Mavi bayrak temiz suya verilir, verilmeyene SARI bayrağı koyun da milletin aklı başına gelsin. Yeter, yeteeer, bizim sabrımız kalmadı, peki sizlerin de hiç utanması kalmadı mı? Hâlâ nazım plan mı bekliyorsunuz? Ayol plan onaylandığı zaman ona ihtiyacımız kalmayacak, çünki ne kullanabileceğimiz deniz, ne de turist kalacak.

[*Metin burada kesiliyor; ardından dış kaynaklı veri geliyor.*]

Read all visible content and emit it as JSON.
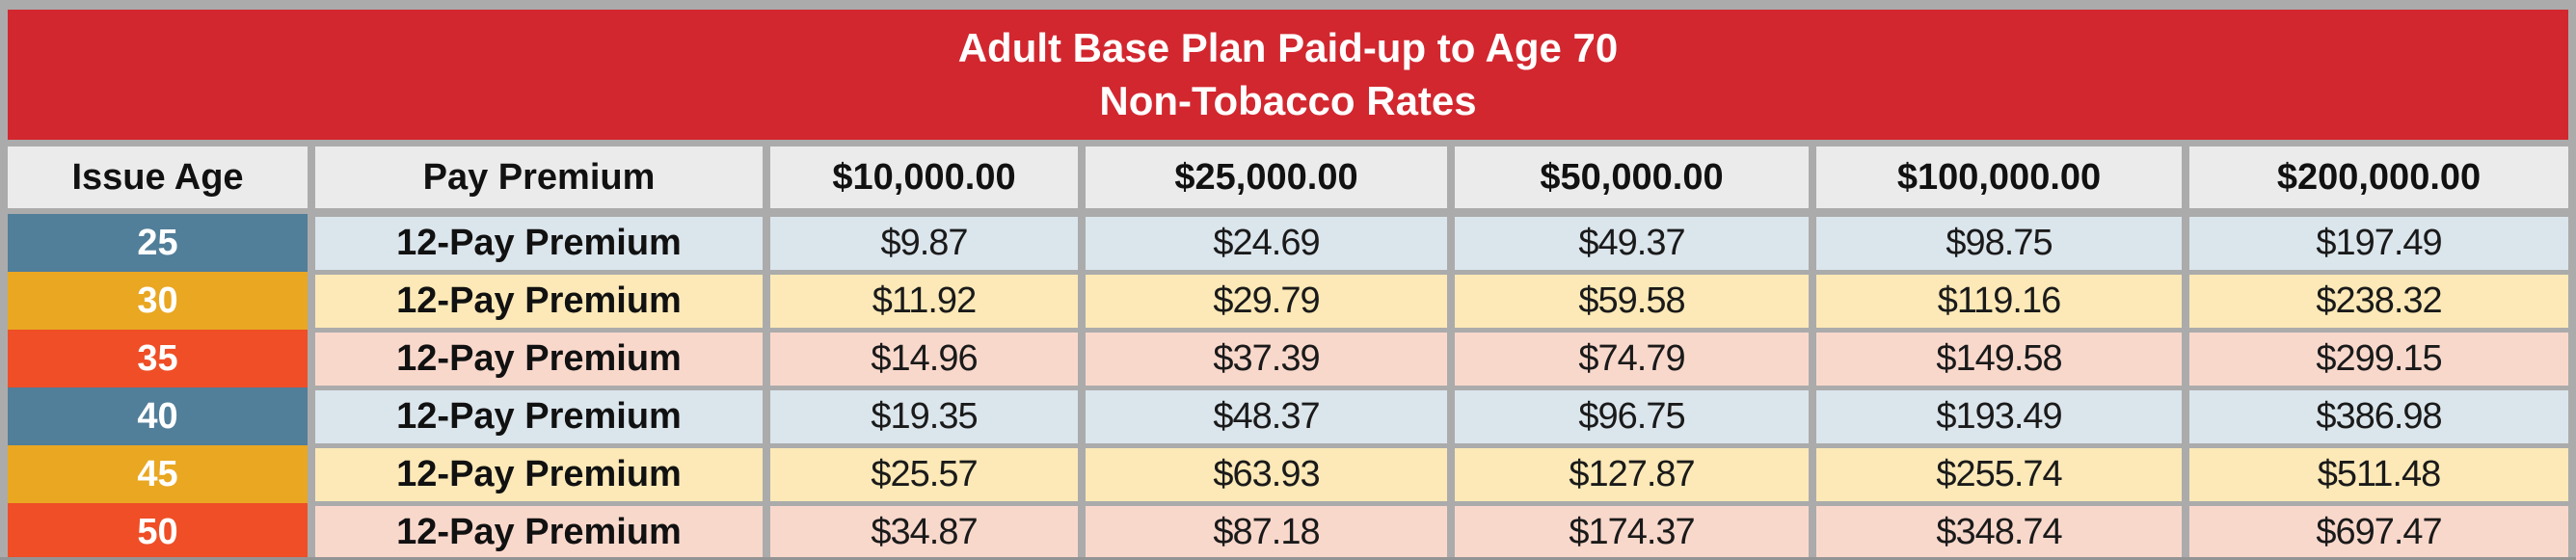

Bunun yaygaracılık olduğunu düşünen varsa, onlara İstanbulun, İzmitin, İzmir, hatta Fransada Rivyerasının düştüğü durumları hatırlamalarını öneririm. O yörelerin suları pislemniş ve kullanılmaz hâle gelmiştir. Fransa yirmi yıl evvel önlemler almaya başlamış ve ancak deniz kendisini temizlemeye yeni başlamıştır. İstanbul, İzmit, İzmir hâlâ kullanılmaz halden kurtulamamıştır.

Şayet biz de Bodrum’un bu vaziyete düşmesini istiyorsak aynı yolda harekete devam edelim, hedefe erişmek için çok az bir zaman kaldı.

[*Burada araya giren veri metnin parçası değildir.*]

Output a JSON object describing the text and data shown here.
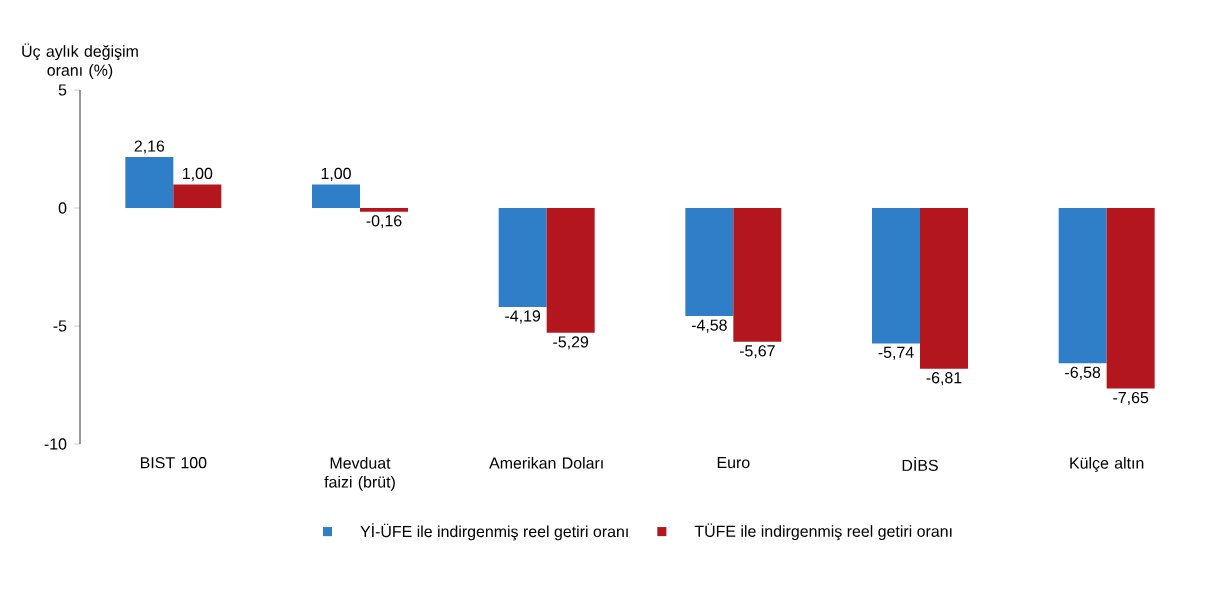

Yetkililer yetersizlikleriyle oyalansınlar, halk sesni çıkarmasın, esnaf altına çukur açıldığı halde umursamasın, ve felaketi bekleyelim.

Amma biliyoruz ki felaket geldiği zaman bunlardan hiçbiri suçlu olmayacaktır, bizler daima başka bir suçlu yaratan çok başarılı bir toplumuz. Biz herzaman zemzemle yıkanmış, tertemiz, suçsuz, başkalarına kurban olmuş biçareleriz. Hiç kimseyi bulamazsak, en azından DEVLET yapmadı der, akı pak olmuş olarak kabuğumuza döneriz.

 

Diyelim ki bahçenizde çalışmak için işçi çağırdınız ve adam işini yapmıyor. Bu adamı kullanmakta devem edermizsiniz, yoksa ya işini düzeltmesini, yada çekip gitmesini mi söylersiniz?

Başımızdakiler bizim işimiz görmek için, bizler tarafından vazifeye getirilmiş bulunuyorlar. Hak ve sorumluluk olarak bahçenizdeki işciden hiçbir farkları yoktur. Bize karşı olan sorumluluklarını yerine getirmeleri, vazifelerine devam edebilmek, için yegane çıkar yolları olmalıdır. Onların beceremedikleri vazifede devamları artık onların kusuru olmaktan çıkar ve halkın kusuru haline varır.

Sayın Bodrum’lular, işin hakikati budur, peki şimdi ne yapacağız?

Oturup felâketi mi bekleyeceğiz, yoksa yetkimizi mi kullanacağız?

Aydın gençlerimiz, neredesiniz? Yasal gücünüzü kullanınız.